Oggi chi sottrae dalle pubbliche casse un milione di euro deve risarcire lo Stato con la stessa cifra. Ma con la riforma in atto si parla addirittura di uno “sconto” del 70% rispetto al danno erariale accertato dalla Corte dei Conti. In sostanza si prevede un tetto al risarcimento del danno erariale per colpa grave fissato fino a un massimo del 30% di quello cagionato o al massimo due annualità di stipendio. Inoltre il diritto al risarcimento del danno si prescrive – dice la riforma – in cinque anni, indipendentemente dal momento in cui l’amministrazione o la Corte dei Conti ne sono venuti a conoscenza. Solo in caso di occultamento doloso del danno, «realizzato con una condotta attiva» la prescrizione di cinque anni si considera dalla data della sua scoperta.

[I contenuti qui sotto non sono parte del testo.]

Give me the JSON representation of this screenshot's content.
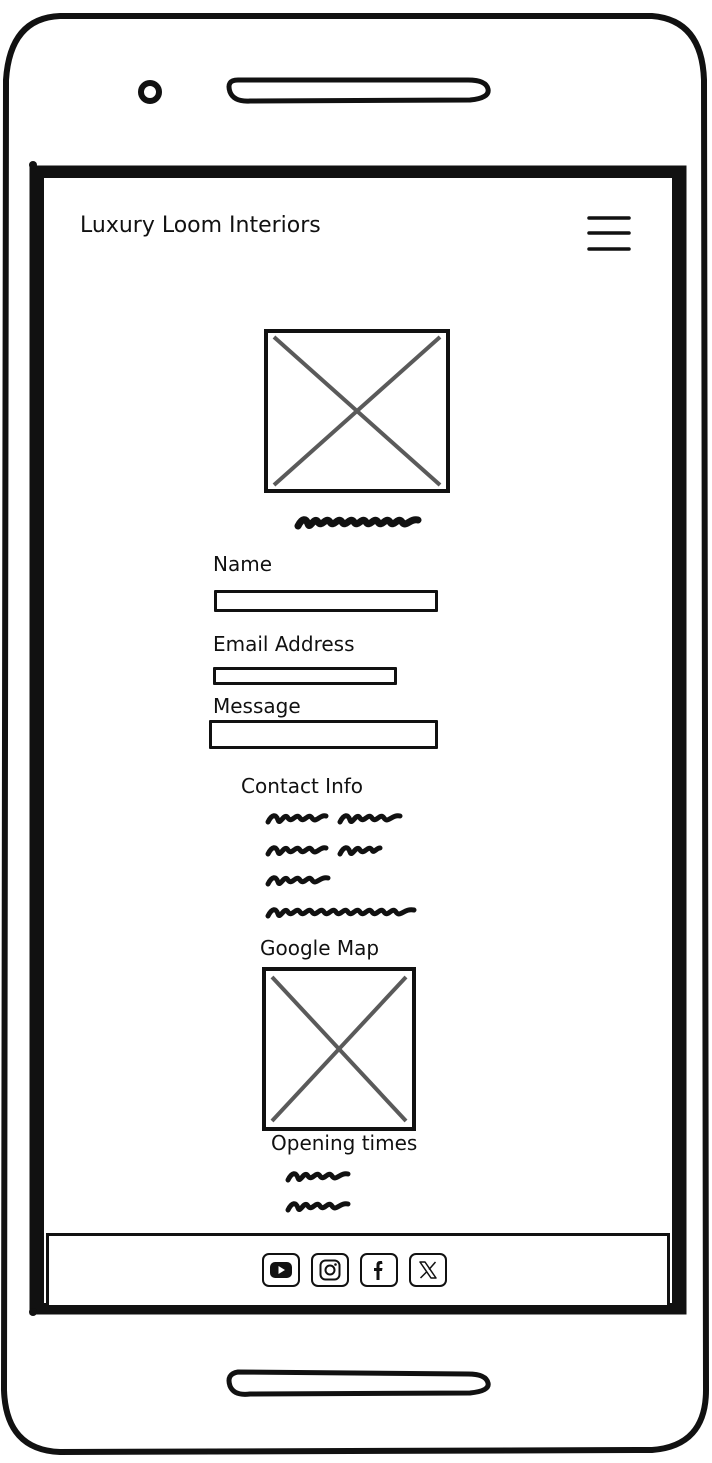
{
  "header": {
    "brand": "Luxury Loom Interiors",
    "menu_icon": "hamburger-icon"
  },
  "hero": {
    "image_icon": "image-placeholder-icon"
  },
  "form": {
    "name_label": "Name",
    "email_label": "Email Address",
    "message_label": "Message"
  },
  "contact": {
    "heading": "Contact Info"
  },
  "map": {
    "heading": "Google Map",
    "image_icon": "image-placeholder-icon"
  },
  "hours": {
    "heading": "Opening times"
  },
  "footer": {
    "social_icons": [
      "youtube-icon",
      "instagram-icon",
      "facebook-icon",
      "x-icon"
    ]
  },
  "colors": {
    "stroke": "#111111",
    "placeholder_cross": "#5a5a5a",
    "background": "#ffffff"
  }
}
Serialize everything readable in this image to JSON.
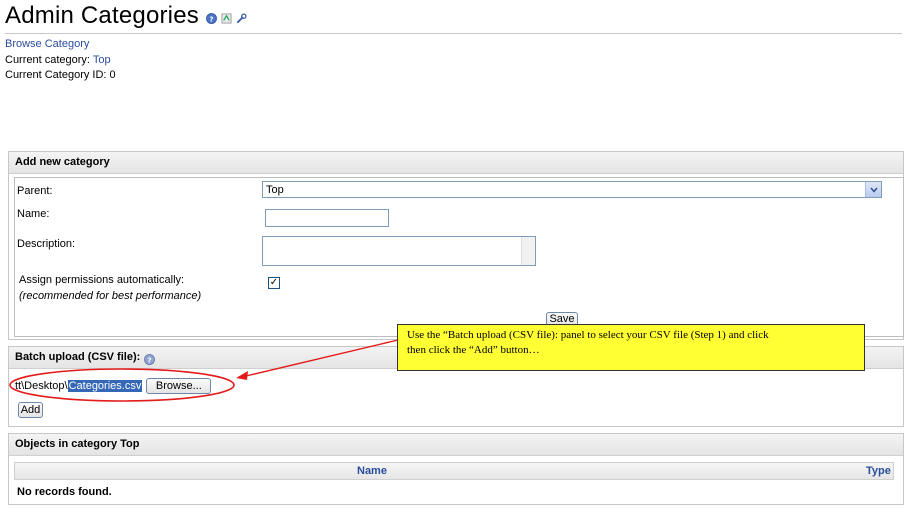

«Aumenta il rischio di corruzione»
Una riforma complessa che pone anche delle distinzioni tra comportamenti dolosi o meno. Nella puntata di domenica scorsa la trasmissione Report ha chiesto un parere agli esperti in materia, i cui commenti sono stato tranchant e preoccupanti.
«Aumenterà tantissimo il rischio corruzione – afferma il viceprocuratore generale della Corte dei Conti Puglia Fernando Gallone – perché un funzionario disonesto potrebbe benissimo essere indotto a dare appalti senza fare la gara sapendo che tanto quei 40mila euro massimo che andrebbe a pagare sarebbero ampiamente rimborsati…».
Gratteri: «La Corte dei conti ti mette le mani in tasca...»
«Gli amministratori avevano più paura della Corte dei Conti che non della Procura della Repubblica – dice il procuratore di Napoli Nicola Gratteri –, perché la Corte dei Conti ti mette le mani in tasca e proprio per questo si è entrati nella riforma della Corte dei Conti con la scimitarra e non col fioretto… È una riforma sbagliata che non serviva assolutamente. Fa il paio con l’abolizione dell’abuso d’ufficio. Tutela i centri di potere. Questo vuol dire incentivare allo sperpero e gestire la cosa pubblica come se fosse cosa propria». Secondo il magistrato una riforma del genere fa comodo a «chi gestisce il potere e gli apparati della pubblica amministrazione».
«Diamo un contributo per il bene comune»
La Corte dei Conti veglia sugli sperperi di denaro pubblico che non mancano in tutta Italia da Nord a Sud. Un esempio?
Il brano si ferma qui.